Si detectas algo raro, llama a profesionales especializados en control de termitas y carcoma en Barcelona (o donde vivas, claro). Es mejor pecar de precavido que lamentar daños estructurales importantes.

La humedad a raya
La humedad es enemiga de la madera. No solo por los efectos de hinchamiento o deformación, sino porque crea el ambiente ideal para hongos y xilófagos. Asegúrate de que las estancias con madera estén bien ventiladas. Si vives en zonas costeras o húmedas, considera deshumidificadores o mejorar el aislamiento.
En exteriores, la madera debe tener un tratamiento hidrófugo, y si no lo tiene, es momento de aplicarlo. Hay aceites y barnices específicos para este fin que pueden prolongar la vida útil de tus estructuras varios años.
Refuerza el tratamiento cada cierto tiempo
Los tratamientos protectores, aunque efectivos, no son eternos. La acción del sol, la lluvia y el paso del tiempo acaban debilitándolos. Por eso, conviene renovar la protección cada 3-5 años, dependiendo del tipo de producto y uso que tenga la madera.
El proceso no es complicado: lijar suavemente, limpiar el polvo y aplicar de nuevo el tratamiento. Puedes elegir entre protectores al agua, aceites naturales o barnices con biocidas. Si la zona es crítica (como techos o estructuras de carga), lo mejor es contar con asesoramiento profesional.
No subestimes a los xilófagos
Muchas personas creen que la carcoma y las termitas son problemas del pasado. Error. En realidad, siguen siendo una de las amenazas más activas y difíciles de erradicar en entornos urbanos. En ciudades con abundante patrimonio de madera antigua como Barcelona, los problemas son recurrentes.

Desde nuestra experiencia, una infestación de termitas puede comenzar sin que nadie se entere, y cuando se detecta, el daño ya es serio. Las termitas subterráneas, por ejemplo, pueden desplazarse varios metros desde su colonia hasta encontrar madera atractiva. Y cuando la encuentran, se quedan a vivir (y a devorar).

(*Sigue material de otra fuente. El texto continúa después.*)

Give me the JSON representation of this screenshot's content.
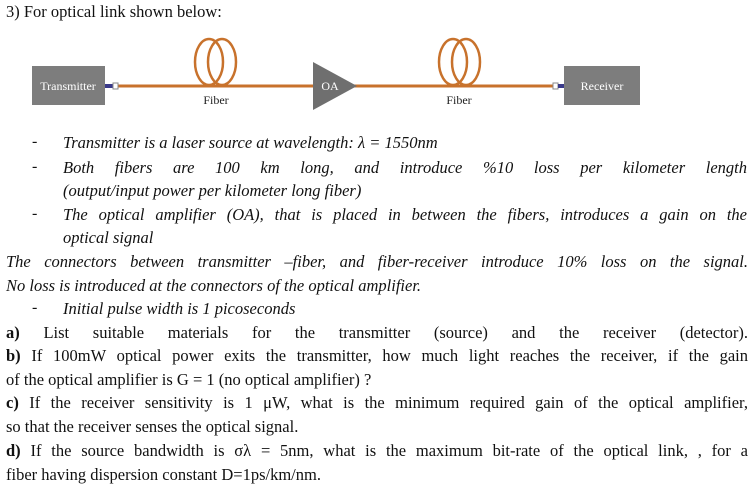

Cuando hay sospechas fundadas, lo ideal es contactar con expertos en control de xilófagos. Los tratamientos caseros rara vez son suficientes. Existen técnicas modernas como el análisis mediante detectores acústicos, sistemas de cebado o la fumigación controlada.
Además, los especialistas pueden hacer un mapeo de las zonas afectadas y proponerte soluciones integrales que incluyan tratamiento curativo y preventivo. En resumen, acertar con el diagnóstico es la mitad de la solución.
Ojo con los muebles antiguos
No solo las estructuras son vulnerables. Los muebles antiguos también pueden ser puerta de entrada para las plagas. Y en algunos casos, cuando compras un mueble de segunda mano, puedes estar metiendo el problema en casa sin saberlo.
Antes de introducir un mueble nuevo en casa, revísalo a fondo. Si tienes dudas, hay tratamientos preventivos muy eficaces que se pueden aplicar en forma de spray o inyección. Más vale prevenir.
Las estructuras de madera tienen un encanto innegable, pero también requieren responsabilidad. Como profesionales del control de termitas y carcoma en Barcelona, hemos visto de todo: desde casas rehabilitadas con éxito hasta vigas que se desmoronan por no haber recibido atención a tiempo.
La clave está en la vigilancia, el mantenimiento periódico y no dejarse engañar por la apariencia. Porque sí, una viga puede parecer sólida y esconder por dentro el trabajo incansable de miles de xilófagos. Así que ya sabes: cuida tu madera, y ella cuidará de tu hogar.